The federally supported work includes monitoring flu viruses that circulate in migratory birds and other animals along with improving pandemic preparedness. In addition to influenza research, some of the Department of Infectious Diseases’ efforts on COVID-19 and Zika virus were funded by the prior NIAID contract. Some of that work will continue under the new contract, which is expected to be supported for seven years.
“We are excited to have successfully recompeted our CEIRR program,” Schultz-Cherry said. “The new center moves us beyond understanding influenza virus emergence in birds and animals to fundamental research on defining how influenza viruses transmit at the animal-human interface, exploring immune responses in healthy and high-risk populations and critical work to identify emerging viruses with pandemic potential.”

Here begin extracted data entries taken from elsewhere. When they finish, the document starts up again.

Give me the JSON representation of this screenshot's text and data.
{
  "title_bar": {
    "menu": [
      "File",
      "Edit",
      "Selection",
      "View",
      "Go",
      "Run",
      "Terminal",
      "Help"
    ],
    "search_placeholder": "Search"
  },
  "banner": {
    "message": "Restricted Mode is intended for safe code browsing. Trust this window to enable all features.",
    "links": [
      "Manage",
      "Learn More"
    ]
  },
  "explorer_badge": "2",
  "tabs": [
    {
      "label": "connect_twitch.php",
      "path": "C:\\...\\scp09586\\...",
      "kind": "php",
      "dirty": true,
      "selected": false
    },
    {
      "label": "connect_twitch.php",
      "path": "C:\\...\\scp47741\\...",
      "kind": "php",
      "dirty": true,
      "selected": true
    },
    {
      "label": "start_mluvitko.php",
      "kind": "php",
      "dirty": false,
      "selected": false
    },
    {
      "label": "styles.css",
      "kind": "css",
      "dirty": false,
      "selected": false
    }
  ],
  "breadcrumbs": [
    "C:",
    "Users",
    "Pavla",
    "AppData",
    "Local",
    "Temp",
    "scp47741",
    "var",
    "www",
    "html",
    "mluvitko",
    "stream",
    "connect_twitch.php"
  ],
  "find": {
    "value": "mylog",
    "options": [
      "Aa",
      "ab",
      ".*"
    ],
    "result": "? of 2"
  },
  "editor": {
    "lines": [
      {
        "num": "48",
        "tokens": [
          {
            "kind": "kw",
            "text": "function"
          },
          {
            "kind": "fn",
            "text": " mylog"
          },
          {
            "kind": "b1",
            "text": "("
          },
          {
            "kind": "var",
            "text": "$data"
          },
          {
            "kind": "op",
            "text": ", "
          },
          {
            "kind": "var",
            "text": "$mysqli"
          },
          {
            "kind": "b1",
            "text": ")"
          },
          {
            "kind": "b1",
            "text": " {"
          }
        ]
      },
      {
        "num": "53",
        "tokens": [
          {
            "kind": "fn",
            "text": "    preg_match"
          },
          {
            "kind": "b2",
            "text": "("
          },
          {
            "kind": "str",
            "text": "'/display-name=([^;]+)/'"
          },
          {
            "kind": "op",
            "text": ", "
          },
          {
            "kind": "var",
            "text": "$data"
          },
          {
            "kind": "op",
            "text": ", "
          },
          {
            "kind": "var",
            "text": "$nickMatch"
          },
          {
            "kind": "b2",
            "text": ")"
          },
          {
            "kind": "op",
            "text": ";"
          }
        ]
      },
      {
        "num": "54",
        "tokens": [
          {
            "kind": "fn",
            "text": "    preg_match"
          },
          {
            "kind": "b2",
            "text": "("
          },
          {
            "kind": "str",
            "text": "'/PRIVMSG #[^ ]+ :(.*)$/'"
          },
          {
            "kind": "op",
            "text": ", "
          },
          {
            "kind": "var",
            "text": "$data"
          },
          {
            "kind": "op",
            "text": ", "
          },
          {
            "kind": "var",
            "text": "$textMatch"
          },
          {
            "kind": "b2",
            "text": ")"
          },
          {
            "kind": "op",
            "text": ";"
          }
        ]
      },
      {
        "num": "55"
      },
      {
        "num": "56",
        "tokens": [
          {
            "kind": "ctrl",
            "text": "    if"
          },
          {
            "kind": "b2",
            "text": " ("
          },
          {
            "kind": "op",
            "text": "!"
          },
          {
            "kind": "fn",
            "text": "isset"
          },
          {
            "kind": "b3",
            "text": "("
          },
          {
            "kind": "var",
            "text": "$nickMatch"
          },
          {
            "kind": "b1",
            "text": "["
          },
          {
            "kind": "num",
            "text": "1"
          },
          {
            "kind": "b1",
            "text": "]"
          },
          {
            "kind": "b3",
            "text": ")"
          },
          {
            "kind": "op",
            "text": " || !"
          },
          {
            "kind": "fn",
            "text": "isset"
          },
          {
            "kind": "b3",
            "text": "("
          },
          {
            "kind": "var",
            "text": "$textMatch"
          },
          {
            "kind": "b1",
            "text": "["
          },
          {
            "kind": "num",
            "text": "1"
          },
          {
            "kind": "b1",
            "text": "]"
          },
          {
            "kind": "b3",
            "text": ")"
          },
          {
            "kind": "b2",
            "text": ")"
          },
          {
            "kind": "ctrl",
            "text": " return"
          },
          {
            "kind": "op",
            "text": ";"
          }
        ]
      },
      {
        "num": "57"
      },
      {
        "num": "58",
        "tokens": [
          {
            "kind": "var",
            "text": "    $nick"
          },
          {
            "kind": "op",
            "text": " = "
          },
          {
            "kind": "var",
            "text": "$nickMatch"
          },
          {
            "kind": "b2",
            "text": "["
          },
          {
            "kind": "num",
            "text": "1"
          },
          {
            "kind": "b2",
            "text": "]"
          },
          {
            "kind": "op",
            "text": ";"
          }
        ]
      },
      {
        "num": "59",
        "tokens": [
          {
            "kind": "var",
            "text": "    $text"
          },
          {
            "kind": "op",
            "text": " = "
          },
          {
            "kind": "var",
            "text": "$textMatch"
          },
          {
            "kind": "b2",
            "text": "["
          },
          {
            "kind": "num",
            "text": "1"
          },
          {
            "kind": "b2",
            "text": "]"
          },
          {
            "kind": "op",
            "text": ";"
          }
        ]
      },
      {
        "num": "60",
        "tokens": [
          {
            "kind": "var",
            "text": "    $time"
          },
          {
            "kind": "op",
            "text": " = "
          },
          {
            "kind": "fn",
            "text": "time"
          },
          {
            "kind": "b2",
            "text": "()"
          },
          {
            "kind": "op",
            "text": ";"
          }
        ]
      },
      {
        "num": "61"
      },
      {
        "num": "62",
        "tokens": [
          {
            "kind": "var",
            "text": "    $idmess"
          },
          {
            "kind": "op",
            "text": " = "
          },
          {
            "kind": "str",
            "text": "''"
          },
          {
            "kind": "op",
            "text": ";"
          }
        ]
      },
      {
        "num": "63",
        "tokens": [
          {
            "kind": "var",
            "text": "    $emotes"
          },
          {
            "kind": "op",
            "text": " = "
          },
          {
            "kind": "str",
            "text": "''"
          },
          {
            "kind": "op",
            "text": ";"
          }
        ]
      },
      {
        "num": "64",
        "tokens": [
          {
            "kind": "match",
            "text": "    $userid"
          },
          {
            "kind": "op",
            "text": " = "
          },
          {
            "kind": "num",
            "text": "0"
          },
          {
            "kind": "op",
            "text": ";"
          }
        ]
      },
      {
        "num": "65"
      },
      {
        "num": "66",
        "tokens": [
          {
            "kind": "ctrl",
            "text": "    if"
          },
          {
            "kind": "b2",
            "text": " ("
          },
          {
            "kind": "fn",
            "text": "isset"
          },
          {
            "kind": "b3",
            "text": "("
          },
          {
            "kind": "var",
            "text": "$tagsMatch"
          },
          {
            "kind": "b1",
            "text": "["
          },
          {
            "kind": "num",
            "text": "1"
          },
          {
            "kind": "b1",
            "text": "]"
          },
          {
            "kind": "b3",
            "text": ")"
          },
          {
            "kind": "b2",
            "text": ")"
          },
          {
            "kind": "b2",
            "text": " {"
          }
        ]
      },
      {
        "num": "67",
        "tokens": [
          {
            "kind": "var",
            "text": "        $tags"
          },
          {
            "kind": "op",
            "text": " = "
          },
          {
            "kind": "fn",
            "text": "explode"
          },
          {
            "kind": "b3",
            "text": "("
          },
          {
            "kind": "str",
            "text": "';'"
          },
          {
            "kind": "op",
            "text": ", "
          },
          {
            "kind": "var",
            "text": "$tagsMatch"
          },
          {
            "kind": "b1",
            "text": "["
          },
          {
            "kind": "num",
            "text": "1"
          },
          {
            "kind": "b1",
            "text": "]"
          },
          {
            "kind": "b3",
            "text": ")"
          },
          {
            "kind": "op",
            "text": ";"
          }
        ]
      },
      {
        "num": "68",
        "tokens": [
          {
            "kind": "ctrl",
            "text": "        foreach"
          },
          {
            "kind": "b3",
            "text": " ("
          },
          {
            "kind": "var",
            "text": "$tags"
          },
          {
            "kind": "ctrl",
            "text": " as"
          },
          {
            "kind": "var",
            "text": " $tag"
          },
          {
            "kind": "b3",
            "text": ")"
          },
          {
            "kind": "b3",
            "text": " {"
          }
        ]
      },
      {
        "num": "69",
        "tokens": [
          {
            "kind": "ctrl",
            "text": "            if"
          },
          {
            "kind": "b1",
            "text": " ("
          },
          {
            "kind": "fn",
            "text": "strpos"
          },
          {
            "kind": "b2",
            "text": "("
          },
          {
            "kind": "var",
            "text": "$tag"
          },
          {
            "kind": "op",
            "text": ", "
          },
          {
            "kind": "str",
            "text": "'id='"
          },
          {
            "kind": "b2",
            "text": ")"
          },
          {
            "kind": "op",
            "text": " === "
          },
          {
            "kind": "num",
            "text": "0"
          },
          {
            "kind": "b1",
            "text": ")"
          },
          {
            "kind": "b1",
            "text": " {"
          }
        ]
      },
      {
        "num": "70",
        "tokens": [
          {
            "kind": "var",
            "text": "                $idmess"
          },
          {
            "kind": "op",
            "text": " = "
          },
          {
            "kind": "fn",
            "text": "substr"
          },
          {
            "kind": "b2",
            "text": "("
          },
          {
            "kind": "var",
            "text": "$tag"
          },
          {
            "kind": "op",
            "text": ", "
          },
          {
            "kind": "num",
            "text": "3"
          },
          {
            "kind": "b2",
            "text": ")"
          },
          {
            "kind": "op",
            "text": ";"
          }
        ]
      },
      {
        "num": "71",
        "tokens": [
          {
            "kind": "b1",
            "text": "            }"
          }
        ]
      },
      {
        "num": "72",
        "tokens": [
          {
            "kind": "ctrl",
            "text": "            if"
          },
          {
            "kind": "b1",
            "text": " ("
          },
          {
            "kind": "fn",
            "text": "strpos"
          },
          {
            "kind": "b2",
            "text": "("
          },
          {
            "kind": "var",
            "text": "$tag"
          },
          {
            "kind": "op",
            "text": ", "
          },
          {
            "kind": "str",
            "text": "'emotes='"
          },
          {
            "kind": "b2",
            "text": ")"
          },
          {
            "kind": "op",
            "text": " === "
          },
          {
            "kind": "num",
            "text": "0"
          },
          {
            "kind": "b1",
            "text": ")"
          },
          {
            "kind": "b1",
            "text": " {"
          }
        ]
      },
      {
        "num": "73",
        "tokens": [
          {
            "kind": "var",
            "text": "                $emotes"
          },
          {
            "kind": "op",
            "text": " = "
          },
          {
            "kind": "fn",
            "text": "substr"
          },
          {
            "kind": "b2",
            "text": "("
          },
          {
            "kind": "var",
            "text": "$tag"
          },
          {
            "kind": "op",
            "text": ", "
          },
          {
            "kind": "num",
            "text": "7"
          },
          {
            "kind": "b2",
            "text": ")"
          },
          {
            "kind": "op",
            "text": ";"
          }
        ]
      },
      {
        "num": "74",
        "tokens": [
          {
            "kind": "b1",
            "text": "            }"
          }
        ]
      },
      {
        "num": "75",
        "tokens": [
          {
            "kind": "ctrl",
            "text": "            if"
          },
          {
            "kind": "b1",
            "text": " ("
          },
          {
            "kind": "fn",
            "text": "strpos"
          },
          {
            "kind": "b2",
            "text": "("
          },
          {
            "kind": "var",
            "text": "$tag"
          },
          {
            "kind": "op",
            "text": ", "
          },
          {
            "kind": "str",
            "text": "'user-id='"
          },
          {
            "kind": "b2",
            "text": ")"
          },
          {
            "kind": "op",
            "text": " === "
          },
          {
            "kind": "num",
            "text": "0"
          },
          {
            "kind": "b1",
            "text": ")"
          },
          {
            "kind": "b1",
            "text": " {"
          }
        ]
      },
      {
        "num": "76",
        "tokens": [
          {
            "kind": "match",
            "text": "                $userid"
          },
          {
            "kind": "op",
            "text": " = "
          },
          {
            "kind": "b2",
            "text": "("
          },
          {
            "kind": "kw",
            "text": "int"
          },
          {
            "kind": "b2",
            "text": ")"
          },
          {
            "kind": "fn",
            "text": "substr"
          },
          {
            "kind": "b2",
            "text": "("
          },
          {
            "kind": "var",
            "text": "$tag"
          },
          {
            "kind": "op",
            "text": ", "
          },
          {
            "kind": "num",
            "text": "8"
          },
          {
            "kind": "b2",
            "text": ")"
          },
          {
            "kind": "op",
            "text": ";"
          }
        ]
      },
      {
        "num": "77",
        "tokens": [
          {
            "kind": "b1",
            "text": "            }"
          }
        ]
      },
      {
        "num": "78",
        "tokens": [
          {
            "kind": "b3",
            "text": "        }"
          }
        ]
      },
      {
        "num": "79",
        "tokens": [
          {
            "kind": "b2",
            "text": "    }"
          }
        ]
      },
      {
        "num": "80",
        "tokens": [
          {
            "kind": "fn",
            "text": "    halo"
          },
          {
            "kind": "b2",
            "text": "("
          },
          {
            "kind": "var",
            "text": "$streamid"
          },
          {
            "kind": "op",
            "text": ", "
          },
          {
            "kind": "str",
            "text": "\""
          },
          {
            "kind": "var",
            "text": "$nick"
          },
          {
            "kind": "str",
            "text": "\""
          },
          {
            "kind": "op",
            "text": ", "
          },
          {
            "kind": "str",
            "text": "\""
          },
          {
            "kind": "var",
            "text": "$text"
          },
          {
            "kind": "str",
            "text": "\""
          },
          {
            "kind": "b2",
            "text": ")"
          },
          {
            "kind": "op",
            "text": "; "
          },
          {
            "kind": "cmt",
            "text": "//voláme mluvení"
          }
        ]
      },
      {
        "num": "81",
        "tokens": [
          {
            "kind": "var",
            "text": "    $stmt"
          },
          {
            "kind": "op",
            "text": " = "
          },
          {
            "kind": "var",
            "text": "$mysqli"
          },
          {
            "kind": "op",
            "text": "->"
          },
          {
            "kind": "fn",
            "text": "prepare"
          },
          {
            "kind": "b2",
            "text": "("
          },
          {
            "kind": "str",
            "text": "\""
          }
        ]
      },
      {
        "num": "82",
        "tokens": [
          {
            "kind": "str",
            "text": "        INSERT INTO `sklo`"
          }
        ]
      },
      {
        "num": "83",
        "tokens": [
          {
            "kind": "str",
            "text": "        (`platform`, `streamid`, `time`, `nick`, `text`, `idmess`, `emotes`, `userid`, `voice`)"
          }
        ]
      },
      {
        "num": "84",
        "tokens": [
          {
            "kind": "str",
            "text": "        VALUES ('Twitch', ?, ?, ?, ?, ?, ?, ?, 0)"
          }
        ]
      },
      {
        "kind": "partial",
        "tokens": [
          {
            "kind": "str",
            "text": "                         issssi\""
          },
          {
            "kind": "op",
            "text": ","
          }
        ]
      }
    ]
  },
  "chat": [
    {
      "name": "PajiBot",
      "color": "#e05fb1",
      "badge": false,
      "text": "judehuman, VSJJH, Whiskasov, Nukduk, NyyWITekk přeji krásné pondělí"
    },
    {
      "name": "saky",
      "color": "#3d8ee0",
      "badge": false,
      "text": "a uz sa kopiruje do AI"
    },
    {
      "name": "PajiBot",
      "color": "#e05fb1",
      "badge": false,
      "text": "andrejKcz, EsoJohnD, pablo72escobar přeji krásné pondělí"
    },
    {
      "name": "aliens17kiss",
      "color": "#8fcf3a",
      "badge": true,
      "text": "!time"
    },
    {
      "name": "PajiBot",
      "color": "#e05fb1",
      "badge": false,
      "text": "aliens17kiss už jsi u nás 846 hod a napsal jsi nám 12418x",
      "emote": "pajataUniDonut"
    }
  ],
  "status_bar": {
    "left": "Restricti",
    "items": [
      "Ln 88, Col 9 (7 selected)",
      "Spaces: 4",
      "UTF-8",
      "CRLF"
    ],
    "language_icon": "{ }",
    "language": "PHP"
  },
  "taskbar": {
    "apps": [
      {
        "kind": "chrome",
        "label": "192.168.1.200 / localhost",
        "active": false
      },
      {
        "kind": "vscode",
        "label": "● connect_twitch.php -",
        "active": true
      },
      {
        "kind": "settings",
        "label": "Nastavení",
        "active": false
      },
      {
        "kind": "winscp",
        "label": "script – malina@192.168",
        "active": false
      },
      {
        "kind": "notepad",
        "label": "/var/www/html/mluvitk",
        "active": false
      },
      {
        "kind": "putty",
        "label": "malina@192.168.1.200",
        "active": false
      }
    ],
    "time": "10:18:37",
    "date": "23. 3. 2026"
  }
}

Other St. Jude faculty involved in the CEIRR are Charles Russell, Ph.D., and Jason Rosch, Ph.D., also in the Department of Infectious Diseases; Paul Thomas, Ph.D., and Maureen McGargill, Ph.D., in the Department of Immunology; and Li Tang, Ph.D., in the Department of Biostatistics.
In addition to St. Jude, NIAID has funded CEIRR locations at the Icahn School of Medicine at Mount Sinai in New York, The University of Pennsylvania in Philadelphia, Emory University and the University of Georgia Research Foundation Inc.